The report estimated that thanks to an increase in insurance coverage under the act and the availability of subsidies to help pay the premiums many workers who felt obliged to stay in a job that provided health benefits would now be able to leave those jobs or choose to work fewer hours than they otherwise would have. In other words, the report is about the choices workers can make when they are no longer tethered to an employer because of health benefits. The cumulative effect on the labor supply is the equivalent of 2.5 million fewer full-time workers by 2024.
Some workers may have had a pre-existing condition and will now be able to leave work because insurers must accept all applicants without regard to health status and charge premiums unrelated to health status. Some may have felt they needed to keep working to pay for health insurance, but now new government subsidies will help pay premiums, making it more possible for them to leave their jobs.
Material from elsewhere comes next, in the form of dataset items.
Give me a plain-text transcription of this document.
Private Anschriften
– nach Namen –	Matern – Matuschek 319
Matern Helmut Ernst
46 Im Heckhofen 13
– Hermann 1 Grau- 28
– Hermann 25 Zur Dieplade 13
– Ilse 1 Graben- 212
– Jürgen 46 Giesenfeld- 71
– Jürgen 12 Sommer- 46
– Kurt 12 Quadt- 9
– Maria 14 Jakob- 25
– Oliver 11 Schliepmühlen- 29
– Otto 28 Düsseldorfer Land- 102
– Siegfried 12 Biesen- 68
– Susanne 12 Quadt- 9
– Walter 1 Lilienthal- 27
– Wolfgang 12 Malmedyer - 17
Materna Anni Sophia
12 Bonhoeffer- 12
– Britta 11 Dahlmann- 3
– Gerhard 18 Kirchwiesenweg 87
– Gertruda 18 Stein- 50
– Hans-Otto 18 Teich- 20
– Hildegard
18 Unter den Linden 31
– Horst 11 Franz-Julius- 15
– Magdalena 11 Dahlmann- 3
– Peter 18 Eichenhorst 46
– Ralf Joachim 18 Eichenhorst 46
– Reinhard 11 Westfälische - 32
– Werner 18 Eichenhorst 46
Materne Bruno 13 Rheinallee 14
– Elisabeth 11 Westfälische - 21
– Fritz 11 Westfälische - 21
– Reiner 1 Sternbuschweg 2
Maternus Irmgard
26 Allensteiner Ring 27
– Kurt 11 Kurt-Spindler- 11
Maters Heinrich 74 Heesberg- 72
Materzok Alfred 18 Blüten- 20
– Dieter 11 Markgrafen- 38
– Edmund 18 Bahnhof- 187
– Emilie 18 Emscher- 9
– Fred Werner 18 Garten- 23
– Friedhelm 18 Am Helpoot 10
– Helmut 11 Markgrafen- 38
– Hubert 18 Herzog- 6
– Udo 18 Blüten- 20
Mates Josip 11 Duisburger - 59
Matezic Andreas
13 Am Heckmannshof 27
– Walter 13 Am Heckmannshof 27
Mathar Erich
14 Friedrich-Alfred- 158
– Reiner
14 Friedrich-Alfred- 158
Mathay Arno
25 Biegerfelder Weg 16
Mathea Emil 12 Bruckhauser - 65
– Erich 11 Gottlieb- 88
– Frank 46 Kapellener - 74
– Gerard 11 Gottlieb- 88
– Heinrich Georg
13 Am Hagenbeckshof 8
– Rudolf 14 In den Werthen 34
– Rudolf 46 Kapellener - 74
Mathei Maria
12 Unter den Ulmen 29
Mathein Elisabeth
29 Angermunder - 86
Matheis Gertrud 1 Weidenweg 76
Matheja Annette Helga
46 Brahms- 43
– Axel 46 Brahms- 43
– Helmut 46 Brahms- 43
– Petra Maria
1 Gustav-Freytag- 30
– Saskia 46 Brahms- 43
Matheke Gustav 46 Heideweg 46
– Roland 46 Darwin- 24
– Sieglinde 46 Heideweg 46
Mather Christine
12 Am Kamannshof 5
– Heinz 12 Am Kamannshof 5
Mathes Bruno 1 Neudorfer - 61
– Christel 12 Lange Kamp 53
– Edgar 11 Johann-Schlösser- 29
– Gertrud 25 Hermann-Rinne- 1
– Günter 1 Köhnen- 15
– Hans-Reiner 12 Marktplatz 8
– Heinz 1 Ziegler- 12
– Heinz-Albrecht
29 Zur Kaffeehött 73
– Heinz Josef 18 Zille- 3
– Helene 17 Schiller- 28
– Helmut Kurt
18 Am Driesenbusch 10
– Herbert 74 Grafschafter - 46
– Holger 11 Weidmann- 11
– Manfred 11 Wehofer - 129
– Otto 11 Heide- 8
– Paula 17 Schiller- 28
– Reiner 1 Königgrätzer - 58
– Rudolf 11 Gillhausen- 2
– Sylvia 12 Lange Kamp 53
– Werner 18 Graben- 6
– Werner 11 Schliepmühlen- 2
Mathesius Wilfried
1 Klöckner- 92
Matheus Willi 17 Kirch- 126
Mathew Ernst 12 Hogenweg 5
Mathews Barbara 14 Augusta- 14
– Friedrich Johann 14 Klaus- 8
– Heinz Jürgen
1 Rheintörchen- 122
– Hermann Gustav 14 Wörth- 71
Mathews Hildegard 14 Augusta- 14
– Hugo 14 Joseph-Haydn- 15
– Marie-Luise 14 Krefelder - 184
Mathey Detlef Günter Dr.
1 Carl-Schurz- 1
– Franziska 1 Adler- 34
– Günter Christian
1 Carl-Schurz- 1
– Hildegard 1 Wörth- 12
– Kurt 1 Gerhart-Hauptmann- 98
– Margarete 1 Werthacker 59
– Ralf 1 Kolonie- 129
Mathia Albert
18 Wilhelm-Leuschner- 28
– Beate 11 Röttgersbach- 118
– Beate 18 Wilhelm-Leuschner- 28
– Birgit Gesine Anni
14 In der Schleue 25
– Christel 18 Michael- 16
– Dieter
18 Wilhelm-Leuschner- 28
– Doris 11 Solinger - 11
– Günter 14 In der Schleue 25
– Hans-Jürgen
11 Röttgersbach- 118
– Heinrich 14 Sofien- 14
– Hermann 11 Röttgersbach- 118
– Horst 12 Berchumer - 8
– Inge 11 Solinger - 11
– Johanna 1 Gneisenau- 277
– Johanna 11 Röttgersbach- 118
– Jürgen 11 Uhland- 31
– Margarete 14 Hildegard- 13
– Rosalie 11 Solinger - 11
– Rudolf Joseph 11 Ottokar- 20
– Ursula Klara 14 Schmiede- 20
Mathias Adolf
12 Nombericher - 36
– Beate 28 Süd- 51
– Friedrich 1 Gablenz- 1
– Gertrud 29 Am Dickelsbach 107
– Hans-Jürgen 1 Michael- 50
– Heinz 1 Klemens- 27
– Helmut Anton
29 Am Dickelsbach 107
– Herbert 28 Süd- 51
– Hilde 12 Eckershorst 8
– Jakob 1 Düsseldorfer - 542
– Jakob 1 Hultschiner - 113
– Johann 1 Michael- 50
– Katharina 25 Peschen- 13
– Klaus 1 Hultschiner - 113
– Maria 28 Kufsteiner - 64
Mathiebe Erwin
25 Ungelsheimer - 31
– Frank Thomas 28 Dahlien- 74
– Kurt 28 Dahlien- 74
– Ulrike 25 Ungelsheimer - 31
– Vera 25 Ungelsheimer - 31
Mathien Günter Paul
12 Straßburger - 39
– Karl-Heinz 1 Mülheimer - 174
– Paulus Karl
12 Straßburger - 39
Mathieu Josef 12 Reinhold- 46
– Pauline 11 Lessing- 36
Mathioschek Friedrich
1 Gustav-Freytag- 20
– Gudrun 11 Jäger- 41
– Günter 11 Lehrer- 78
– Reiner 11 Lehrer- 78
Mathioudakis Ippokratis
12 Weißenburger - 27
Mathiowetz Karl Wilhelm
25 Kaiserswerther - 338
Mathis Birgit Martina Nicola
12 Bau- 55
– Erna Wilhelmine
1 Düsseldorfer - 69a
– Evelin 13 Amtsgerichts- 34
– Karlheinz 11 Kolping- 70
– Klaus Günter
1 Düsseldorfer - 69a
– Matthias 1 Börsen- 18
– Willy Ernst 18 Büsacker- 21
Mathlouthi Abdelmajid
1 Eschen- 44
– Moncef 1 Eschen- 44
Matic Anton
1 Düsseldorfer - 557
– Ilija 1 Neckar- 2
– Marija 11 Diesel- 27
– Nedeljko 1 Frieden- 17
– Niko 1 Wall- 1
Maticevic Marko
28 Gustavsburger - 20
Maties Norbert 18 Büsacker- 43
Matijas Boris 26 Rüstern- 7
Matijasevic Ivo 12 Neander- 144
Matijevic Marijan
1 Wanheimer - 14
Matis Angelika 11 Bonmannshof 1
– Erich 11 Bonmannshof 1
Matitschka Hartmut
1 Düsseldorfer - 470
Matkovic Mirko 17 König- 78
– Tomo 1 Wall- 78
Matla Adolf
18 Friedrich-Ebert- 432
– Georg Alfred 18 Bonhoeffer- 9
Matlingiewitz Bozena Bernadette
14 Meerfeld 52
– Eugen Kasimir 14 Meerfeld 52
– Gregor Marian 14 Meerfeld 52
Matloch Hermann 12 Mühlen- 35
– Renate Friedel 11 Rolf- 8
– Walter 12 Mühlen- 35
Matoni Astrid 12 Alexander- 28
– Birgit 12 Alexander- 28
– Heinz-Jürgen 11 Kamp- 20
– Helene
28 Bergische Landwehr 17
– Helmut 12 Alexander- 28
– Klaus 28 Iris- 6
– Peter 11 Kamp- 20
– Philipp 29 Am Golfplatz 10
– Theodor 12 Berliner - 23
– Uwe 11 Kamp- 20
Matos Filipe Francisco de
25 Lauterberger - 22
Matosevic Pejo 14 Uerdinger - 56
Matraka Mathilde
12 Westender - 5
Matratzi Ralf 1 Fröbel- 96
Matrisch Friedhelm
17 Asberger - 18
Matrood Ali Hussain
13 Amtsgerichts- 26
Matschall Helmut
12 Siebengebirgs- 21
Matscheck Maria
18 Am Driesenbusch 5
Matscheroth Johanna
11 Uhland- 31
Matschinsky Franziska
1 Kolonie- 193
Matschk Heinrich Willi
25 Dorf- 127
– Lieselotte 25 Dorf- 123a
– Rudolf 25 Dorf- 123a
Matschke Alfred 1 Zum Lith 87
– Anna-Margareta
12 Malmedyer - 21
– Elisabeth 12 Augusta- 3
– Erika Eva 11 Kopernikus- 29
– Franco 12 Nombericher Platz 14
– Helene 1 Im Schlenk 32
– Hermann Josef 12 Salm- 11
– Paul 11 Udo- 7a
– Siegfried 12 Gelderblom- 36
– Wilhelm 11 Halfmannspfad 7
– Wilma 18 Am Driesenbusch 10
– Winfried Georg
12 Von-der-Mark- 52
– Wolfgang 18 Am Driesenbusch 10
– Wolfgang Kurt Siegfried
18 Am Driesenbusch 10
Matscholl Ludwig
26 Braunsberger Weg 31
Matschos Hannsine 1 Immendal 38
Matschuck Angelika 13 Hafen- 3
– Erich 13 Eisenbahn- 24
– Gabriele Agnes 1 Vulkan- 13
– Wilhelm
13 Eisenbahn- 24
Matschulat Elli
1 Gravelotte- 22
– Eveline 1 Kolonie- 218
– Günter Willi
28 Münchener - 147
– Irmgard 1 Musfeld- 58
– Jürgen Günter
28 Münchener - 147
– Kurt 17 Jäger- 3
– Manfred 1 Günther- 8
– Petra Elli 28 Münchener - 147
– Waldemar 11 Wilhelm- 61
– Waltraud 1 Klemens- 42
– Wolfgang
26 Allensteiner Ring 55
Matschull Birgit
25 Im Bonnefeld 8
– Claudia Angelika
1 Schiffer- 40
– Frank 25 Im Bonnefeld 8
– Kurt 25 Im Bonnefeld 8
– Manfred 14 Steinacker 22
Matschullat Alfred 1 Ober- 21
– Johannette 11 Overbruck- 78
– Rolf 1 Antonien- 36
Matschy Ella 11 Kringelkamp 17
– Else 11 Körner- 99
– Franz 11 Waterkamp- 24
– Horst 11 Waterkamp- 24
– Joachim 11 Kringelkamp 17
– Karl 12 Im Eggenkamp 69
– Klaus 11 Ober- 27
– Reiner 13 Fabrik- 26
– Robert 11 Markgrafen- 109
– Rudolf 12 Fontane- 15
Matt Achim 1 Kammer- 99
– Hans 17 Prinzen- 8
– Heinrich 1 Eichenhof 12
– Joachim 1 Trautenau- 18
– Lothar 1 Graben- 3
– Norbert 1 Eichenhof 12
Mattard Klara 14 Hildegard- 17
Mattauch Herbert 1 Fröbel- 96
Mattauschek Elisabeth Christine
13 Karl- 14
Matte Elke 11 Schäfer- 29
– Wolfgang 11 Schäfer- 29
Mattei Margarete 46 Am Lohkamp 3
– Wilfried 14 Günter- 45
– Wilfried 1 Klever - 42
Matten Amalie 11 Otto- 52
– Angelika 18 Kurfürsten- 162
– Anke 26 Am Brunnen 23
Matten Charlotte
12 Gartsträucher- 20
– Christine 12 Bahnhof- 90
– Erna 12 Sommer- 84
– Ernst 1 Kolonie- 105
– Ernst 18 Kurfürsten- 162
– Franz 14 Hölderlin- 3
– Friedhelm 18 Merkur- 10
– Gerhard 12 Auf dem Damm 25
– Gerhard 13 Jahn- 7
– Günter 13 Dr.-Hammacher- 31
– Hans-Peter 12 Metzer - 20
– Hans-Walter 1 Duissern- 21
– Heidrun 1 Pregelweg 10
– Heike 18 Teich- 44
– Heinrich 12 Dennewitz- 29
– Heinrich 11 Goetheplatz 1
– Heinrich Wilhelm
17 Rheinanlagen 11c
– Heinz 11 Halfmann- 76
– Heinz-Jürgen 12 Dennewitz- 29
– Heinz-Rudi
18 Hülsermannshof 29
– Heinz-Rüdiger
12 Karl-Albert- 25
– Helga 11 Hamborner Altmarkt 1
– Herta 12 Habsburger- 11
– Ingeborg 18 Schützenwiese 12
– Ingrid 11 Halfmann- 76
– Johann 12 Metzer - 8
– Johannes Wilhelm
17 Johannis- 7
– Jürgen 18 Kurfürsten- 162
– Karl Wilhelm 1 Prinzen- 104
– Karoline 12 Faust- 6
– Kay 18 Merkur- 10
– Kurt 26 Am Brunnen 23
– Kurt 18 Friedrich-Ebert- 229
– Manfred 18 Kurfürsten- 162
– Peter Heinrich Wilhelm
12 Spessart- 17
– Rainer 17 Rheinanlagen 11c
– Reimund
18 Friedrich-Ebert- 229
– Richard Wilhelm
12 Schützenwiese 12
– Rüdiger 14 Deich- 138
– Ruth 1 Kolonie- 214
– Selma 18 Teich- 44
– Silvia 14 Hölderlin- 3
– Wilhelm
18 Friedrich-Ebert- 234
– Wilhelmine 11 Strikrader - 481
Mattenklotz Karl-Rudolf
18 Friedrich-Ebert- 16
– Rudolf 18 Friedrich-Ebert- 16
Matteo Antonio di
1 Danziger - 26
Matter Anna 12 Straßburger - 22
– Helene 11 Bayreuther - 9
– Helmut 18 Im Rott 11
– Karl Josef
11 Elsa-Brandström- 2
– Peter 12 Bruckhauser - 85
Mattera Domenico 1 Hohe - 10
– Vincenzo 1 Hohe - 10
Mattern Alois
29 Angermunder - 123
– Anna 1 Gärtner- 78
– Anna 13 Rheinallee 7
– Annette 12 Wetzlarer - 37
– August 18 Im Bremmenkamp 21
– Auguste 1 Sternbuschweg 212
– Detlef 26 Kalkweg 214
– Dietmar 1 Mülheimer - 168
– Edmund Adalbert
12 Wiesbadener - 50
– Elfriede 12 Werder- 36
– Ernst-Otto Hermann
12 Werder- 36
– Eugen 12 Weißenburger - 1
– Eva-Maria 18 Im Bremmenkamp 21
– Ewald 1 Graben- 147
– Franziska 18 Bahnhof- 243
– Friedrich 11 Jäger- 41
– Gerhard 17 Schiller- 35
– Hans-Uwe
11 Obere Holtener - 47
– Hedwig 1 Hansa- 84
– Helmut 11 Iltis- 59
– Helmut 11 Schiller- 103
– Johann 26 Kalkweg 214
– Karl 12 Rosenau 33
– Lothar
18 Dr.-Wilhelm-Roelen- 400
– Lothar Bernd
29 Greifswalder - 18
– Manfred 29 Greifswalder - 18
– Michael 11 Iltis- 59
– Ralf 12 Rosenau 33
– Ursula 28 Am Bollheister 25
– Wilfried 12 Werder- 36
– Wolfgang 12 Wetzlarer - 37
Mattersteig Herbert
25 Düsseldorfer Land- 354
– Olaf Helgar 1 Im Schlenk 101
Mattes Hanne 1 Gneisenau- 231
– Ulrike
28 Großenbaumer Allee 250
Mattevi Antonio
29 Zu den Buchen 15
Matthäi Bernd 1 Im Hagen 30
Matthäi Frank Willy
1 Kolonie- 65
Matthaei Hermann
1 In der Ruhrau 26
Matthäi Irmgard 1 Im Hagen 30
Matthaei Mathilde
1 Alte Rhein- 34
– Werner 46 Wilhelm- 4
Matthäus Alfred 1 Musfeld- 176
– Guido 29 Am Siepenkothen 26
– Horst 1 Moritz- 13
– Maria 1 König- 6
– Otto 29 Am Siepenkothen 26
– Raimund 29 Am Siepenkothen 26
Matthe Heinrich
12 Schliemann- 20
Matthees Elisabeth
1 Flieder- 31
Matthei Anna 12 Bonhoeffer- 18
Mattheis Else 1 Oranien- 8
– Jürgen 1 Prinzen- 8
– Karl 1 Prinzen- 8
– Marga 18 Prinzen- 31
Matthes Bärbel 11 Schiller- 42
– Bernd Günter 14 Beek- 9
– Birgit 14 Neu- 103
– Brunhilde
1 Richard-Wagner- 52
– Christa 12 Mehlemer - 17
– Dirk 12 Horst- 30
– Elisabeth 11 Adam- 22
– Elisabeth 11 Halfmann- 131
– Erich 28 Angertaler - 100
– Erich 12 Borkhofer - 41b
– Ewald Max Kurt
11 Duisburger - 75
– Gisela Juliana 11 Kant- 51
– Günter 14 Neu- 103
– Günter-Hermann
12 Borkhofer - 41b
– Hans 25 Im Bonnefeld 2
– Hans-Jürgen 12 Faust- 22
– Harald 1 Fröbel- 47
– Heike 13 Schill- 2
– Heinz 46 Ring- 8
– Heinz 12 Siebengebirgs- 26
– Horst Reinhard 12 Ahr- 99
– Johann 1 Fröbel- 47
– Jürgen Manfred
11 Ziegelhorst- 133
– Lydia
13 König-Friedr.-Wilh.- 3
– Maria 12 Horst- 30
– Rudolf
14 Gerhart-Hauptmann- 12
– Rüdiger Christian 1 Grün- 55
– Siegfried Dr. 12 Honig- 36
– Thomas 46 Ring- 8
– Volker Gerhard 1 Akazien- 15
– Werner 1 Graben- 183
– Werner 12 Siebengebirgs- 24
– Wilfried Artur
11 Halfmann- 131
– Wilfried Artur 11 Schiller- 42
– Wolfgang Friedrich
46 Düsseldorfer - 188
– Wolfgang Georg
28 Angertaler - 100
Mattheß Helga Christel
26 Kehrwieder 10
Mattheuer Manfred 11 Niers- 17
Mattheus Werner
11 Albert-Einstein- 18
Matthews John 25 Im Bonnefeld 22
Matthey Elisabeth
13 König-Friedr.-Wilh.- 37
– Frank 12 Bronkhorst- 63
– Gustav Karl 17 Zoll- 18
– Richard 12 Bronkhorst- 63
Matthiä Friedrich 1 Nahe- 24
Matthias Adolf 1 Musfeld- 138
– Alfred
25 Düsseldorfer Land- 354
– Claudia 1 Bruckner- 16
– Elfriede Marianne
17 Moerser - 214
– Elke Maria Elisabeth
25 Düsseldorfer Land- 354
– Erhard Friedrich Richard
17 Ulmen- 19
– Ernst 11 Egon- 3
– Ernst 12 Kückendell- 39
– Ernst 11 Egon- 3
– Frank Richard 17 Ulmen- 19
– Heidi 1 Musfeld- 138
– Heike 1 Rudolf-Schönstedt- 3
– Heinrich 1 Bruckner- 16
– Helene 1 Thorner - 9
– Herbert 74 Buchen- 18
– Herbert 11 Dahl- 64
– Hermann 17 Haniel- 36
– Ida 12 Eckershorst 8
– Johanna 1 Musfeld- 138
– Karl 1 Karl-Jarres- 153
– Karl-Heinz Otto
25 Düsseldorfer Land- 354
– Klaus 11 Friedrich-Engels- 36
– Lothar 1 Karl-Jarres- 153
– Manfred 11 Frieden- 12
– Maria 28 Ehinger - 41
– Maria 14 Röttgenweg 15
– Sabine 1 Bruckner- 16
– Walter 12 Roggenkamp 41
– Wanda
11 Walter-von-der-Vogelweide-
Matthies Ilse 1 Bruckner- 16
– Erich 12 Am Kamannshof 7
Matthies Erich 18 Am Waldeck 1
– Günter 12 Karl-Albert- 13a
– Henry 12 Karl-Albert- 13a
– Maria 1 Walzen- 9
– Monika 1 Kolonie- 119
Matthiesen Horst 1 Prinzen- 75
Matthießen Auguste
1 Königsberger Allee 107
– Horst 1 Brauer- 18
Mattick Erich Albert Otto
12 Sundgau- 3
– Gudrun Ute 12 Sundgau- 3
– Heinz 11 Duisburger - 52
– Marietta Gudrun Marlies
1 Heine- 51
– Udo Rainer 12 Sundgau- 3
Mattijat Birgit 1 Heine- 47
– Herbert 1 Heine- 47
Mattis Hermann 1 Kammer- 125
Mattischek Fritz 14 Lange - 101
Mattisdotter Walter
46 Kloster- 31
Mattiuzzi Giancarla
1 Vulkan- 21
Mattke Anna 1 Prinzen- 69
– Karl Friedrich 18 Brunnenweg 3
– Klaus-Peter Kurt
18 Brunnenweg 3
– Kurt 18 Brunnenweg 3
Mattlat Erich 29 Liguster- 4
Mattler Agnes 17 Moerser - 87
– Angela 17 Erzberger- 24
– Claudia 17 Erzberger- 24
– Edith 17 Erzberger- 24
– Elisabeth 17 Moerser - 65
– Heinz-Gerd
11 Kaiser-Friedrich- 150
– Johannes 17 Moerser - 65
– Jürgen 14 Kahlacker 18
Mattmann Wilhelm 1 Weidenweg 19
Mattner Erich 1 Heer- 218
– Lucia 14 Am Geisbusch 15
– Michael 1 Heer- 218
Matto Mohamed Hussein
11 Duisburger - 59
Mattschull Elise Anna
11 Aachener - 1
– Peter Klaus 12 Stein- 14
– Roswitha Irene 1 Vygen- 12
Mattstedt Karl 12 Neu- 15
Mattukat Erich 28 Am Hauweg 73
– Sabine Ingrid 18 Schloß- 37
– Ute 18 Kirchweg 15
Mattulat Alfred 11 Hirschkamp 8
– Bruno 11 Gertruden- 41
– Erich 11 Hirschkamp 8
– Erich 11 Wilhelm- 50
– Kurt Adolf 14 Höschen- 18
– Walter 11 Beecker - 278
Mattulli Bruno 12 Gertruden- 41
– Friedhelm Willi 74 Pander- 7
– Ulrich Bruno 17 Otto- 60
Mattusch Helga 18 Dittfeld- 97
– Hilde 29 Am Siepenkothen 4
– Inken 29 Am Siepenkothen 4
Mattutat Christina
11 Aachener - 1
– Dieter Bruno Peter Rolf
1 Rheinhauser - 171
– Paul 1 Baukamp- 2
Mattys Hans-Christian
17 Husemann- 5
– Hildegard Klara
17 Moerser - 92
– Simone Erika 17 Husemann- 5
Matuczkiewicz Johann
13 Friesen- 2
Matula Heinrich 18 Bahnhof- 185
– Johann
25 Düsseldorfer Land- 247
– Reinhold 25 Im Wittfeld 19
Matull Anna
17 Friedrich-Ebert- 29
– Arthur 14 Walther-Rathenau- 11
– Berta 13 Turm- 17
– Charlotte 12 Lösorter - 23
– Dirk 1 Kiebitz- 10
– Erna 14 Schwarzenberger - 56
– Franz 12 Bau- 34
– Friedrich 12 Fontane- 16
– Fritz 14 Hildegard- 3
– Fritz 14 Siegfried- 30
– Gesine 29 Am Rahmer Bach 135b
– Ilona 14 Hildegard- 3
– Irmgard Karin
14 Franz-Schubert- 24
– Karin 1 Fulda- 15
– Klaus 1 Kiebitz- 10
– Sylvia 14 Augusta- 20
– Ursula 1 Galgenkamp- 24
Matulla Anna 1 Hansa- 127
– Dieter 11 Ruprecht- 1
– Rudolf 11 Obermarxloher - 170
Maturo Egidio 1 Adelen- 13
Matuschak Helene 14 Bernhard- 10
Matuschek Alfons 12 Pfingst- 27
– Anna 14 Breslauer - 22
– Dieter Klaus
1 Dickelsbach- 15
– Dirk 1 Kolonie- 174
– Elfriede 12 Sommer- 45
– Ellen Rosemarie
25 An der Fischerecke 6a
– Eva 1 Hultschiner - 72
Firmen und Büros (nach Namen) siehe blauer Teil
The report clearly stated that health reform would not produce an increase in unemployment (workers unable to find jobs) or underemployment (part-time workers who would prefer to work more hours per week). It also found no compelling evidence that, as of now, part-time employment has increased as a result of the reform law, a frequent claim of critics. Whether that will hold up after a mandate that requires employers to provide coverage, which was delayed until 2015, kicks in is uncertain.